For anyone not familiar with who the Tuskeegee Airmen were: at the beginning of WWII, the military was segregated and blacks were not allowed to be pilots. Indeed, a War Department study in 1925 concluded that "Negroes" didn't have the intelligence, character, or leadership to be in combat units, including pilot roles. The Tuskeegee Airmen were formed to test (and some hoped, to prove) that theory. Their name came from the fact that they were trained in and around Tuskeegee, Alabama. 

To the surprise of many, the Tuskeegee Airmen, especially the "Red Tail" P-51 Mustang pilots who escorted bombers in North Africa and Europe, performed exceedingly well. For many years, it was believed that not a single bomber was ever lost on their patrol--an achievement not unrelated to the fact that only one of the Tuskeegee Airmen ever became a combat ace. 

Apparently, as numerous Tuskeegee Airmen have related to me, their commanders instilled in them a strict focus on their primary mission. They were to bring the bomber crews home alive. And that meant staying with the bombers, not going chasing after dogfights and combat glory. The group's perfect record has recently been questioned, but nobody argues that very few bombers were lost when escorted by the "Red Tails"--a feat especially notable given that bomber squadrons sometimes lost as many as half their number on missions. 

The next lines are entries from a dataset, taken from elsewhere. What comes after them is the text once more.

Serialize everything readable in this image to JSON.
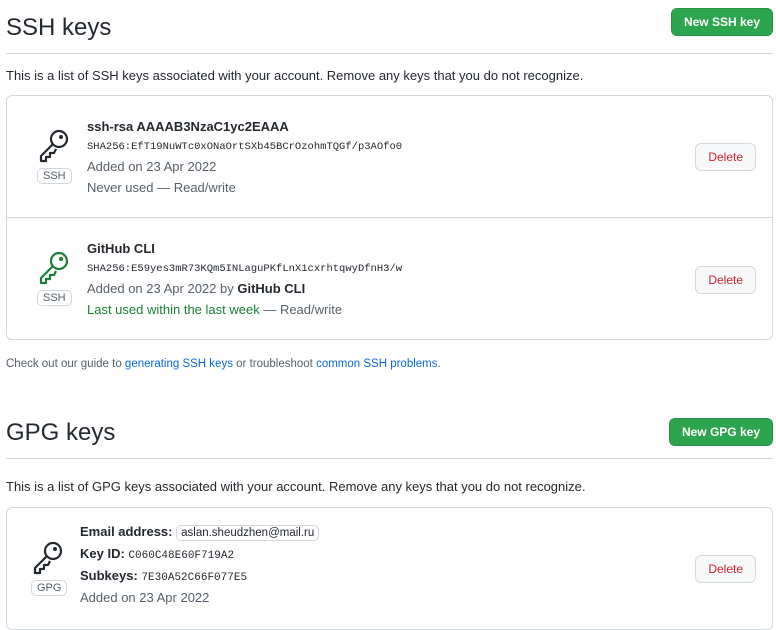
{
  "ssh": {
    "title": "SSH keys",
    "new_button": "New SSH key",
    "description": "This is a list of SSH keys associated with your account. Remove any keys that you do not recognize.",
    "keys": [
      {
        "title": "ssh-rsa AAAAB3NzaC1yc2EAAA",
        "fingerprint": "SHA256:EfT19NuWTc0xONaOrtSXb45BCrOzohmTQGf/p3AOfo0",
        "added": "Added on 23 Apr 2022",
        "usage": "Never used",
        "access": " — Read/write",
        "badge": "SSH",
        "icon_color": "#24292f",
        "delete_label": "Delete"
      },
      {
        "title": "GitHub CLI",
        "fingerprint": "SHA256:E59yes3mR73KQm5INLaguPKfLnX1cxrhtqwyDfnH3/w",
        "added": "Added on 23 Apr 2022 by ",
        "added_by": "GitHub CLI",
        "usage": "Last used within the last week",
        "access": " — Read/write",
        "badge": "SSH",
        "icon_color": "#1a7f37",
        "delete_label": "Delete"
      }
    ],
    "guide": {
      "prefix": "Check out our guide to ",
      "link1": "generating SSH keys",
      "middle": " or troubleshoot ",
      "link2": "common SSH problems",
      "suffix": "."
    }
  },
  "gpg": {
    "title": "GPG keys",
    "new_button": "New GPG key",
    "description": "This is a list of GPG keys associated with your account. Remove any keys that you do not recognize.",
    "key": {
      "email_label": "Email address:",
      "email": "aslan.sheudzhen@mail.ru",
      "key_id_label": "Key ID:",
      "key_id": "C060C48E60F719A2",
      "subkeys_label": "Subkeys:",
      "subkeys": "7E30A52C66F077E5",
      "added": "Added on 23 Apr 2022",
      "badge": "GPG",
      "icon_color": "#24292f",
      "delete_label": "Delete"
    }
  }
}
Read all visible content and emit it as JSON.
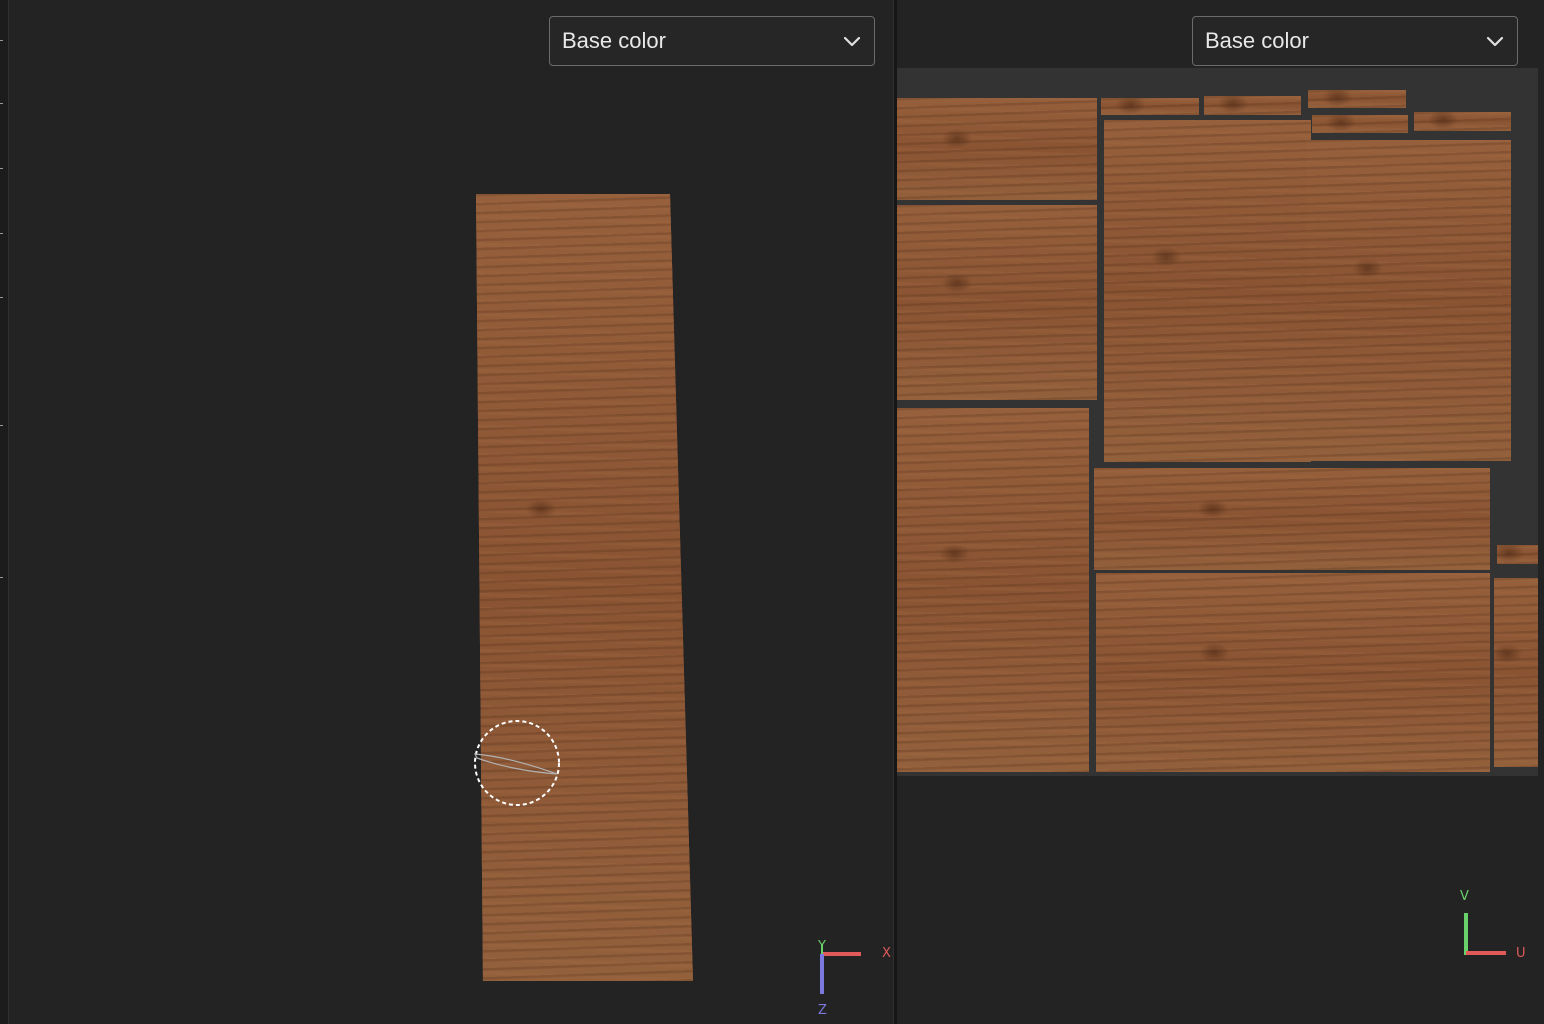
{
  "viewport_3d": {
    "channel_dropdown": {
      "selected": "Base color"
    },
    "gizmo": {
      "x_label": "X",
      "y_label": "Y",
      "z_label": "Z"
    },
    "colors": {
      "x_axis": "#e05a5a",
      "y_axis": "#6ad06a",
      "z_axis": "#7b78e0"
    }
  },
  "viewport_2d": {
    "channel_dropdown": {
      "selected": "Base color"
    },
    "gizmo": {
      "u_label": "U",
      "v_label": "V"
    },
    "colors": {
      "u_axis": "#e05a5a",
      "v_axis": "#6ad06a"
    }
  },
  "colors": {
    "background": "#232323",
    "wood": "#8b5735"
  },
  "icons": [
    "chevron-down-icon",
    "brush-cursor-icon",
    "axis-gizmo-icon"
  ]
}
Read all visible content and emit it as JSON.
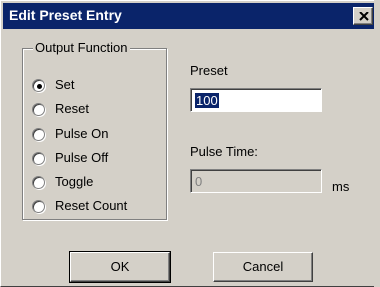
{
  "window": {
    "title": "Edit Preset Entry",
    "close_icon": "close-icon"
  },
  "output_function": {
    "legend": "Output Function",
    "selected": "Set",
    "options": [
      "Set",
      "Reset",
      "Pulse On",
      "Pulse Off",
      "Toggle",
      "Reset Count"
    ]
  },
  "preset": {
    "label": "Preset",
    "value": "100"
  },
  "pulse_time": {
    "label": "Pulse Time:",
    "value": "0",
    "unit": "ms",
    "disabled": true
  },
  "buttons": {
    "ok_label": "OK",
    "cancel_label": "Cancel"
  },
  "colors": {
    "titlebar": "#0a246a",
    "face": "#d4d0c8"
  }
}
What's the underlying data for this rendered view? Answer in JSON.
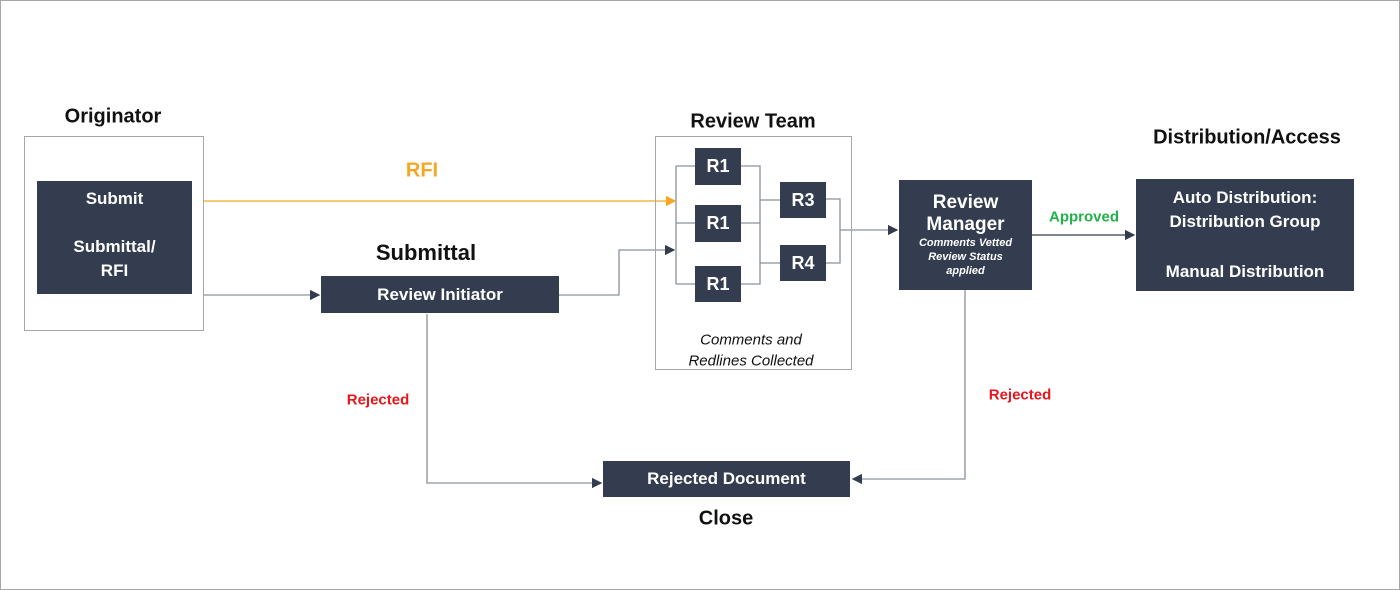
{
  "colors": {
    "box": "#333d4f",
    "rfi": "#f5a623",
    "approved": "#22b04b",
    "rejected": "#e8161b",
    "line": "#8a929c"
  },
  "originator": {
    "title": "Originator",
    "submit": "Submit",
    "line2": "Submittal/",
    "line3": "RFI"
  },
  "rfi_label": "RFI",
  "submittal": {
    "title": "Submittal",
    "initiator": "Review Initiator"
  },
  "review_team": {
    "title": "Review Team",
    "reviewers": [
      "R1",
      "R1",
      "R1",
      "R3",
      "R4"
    ],
    "note1": "Comments and",
    "note2": "Redlines Collected"
  },
  "review_manager": {
    "line1": "Review",
    "line2": "Manager",
    "note1": "Comments Vetted",
    "note2": "Review Status",
    "note3": "applied"
  },
  "approved": "Approved",
  "distribution": {
    "title": "Distribution/Access",
    "line1": "Auto Distribution:",
    "line2": "Distribution Group",
    "line3": "Manual Distribution"
  },
  "rejected_left": "Rejected",
  "rejected_right": "Rejected",
  "rejected_doc": "Rejected Document",
  "close": "Close"
}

Bomber pilots who objected to integrating the service began to rethink their objections when it became clear that their chances of getting home went up when they saw red-tailed Mustangs pulling up in formation. Skin color becomes secondary when the person in question is keeping you alive in a combat situation. The performance of the Tuskeegee Airmen was also a factor in Harry Truman's decision to desegregate the military in 1948. 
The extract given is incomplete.